At the Healthcare Information and Management Systems Society (HIMSS) annual conference in Orlando, Fla., Doug Fridsma, M.D., Ph.D., chief science officer and director of the office of science and technology in the Office of the National Coordinator for Health Information Technology (ONC), presented on the national goals and priorities concerning interoperability.
As part of a Feb. 23 pre-conference symposium called, "The Interoperability Explosion: Where We Are and Where We’re Headed," Fridsma described the U.S. roadmap for achieving interoperability as well as key milestones achieved in the meaningful use Stages 1 and 2 to promote and accomplish medical data interoperability.
Fridsma explained how the stages of meaningful use act as a vehicle to accomplish healthcare's Triple Aim. Meaningful use centers around adopting electronic health record (EHR) technology, exchanging information to make it useful, and improving outcomes, he said. "And embedded in that is interoperability. You can't talk about the interoperability of a paper record," Fridsma said.
To that end, Fridsma outlined ONC's interoperability strategy, including its five pillars to achieve true interoperability. First, said Fridsma, is the meaningful adoption of EHRs. Second is developing appropriate standards and certification. Third, continued Fridsma, is ensuring privacy and security of all data. Fourth is encouraging the appropriate business and clinical incentives. And finally, Fridsma said, is having proper gorvernance to support transparent exchange and ongoing access for all patients and providers.
Digging deeper, Fridsma said the focus must be on supporting success of meaningful use, continuing to expand the value of accountable care organizations (ACOs), payment reform, DoD/VA system acquisitions and other administrative priorities, and modernizing ONC's standards portfolio to take advntage of newer simpler and more powerful standards.

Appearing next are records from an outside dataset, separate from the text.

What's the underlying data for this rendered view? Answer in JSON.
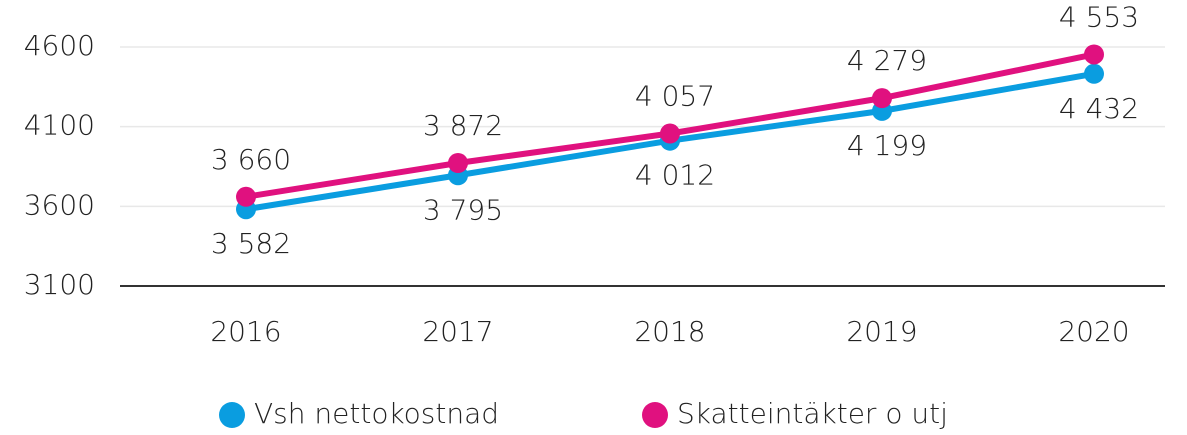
{
  "chart_data": {
    "type": "line",
    "categories": [
      "2016",
      "2017",
      "2018",
      "2019",
      "2020"
    ],
    "series": [
      {
        "name": "Vsh nettokostnad",
        "color": "#0a9de0",
        "values": [
          3582,
          3795,
          4012,
          4199,
          4432
        ],
        "value_labels": [
          "3 582",
          "3 795",
          "4 012",
          "4 199",
          "4 432"
        ]
      },
      {
        "name": "Skatteintäkter o utj",
        "color": "#e0117f",
        "values": [
          3660,
          3872,
          4057,
          4279,
          4553
        ],
        "value_labels": [
          "3 660",
          "3 872",
          "4 057",
          "4 279",
          "4 553"
        ]
      }
    ],
    "ylim": [
      3100,
      4600
    ],
    "yticks": [
      3100,
      3600,
      4100,
      4600
    ],
    "grid": true,
    "legend": "bottom"
  }
}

"We don't want to get ourselves anchored in how we started," Fridsma said. "Ten years from now, there will be new technology and new ways to how we do things. We need to continue to look to the future and migrate, or we will get stuck in a rut."
And while it is the job of ONC to make sure that others in this space succeed, it needs to be done in incremental steps, Fridsma advised. "We will never develop interoperability solutions in a committee, hearing, or pilot. We will do it in the real world, though. Don't let the perfect become the enemy of the good. Our job doesn't become developing a health information technology infrastructure—that's your job (speaking to the audience)—but instead have a portfolio of standards that will allow us to move forward," he said.
This portfolio can't predict the future, but it will build and refine standards, said Fridsma. Included in this portfolio are: a standardized meaning through vocabularies and terminologies, so one computer understands what the other one says; a standardized structure so a computer can start at the beginning a of file and get to the end without it breaking; a standardized transport for how information is moved around; a standardized security so encryption and decryption works; and standardized services, as the entire internet runs on four different application programming interfaces (APIs), Fridsma said.
"But we won't get there by working alone," he said. "The Standards and Interoperability (S&I) Framework [a collaborative community of participants focused on facilitating the exchange of health data] is how we will solve challenges and get to where we want to be. S&I is an example of government as a platform, getting people with the same problems to come together for collective solutions."
According to Fridsma, participation and process of the S&I framework include 2,980 wiki (which includes all current content and ongoing discussion that takes place in the S&I framework community) registrants, 757 committed members, 580 committed organizations, and nearly 4,000 (out of 5,000) HL7 ballot comments resolved.
The future, said Fridsma, is about creating a learning healthcare system where patients being engaged provide an opportunity to learn about those patients. "We need to use data to improve public and patient health," he said. "What we measure needs to become actionable so we can improve."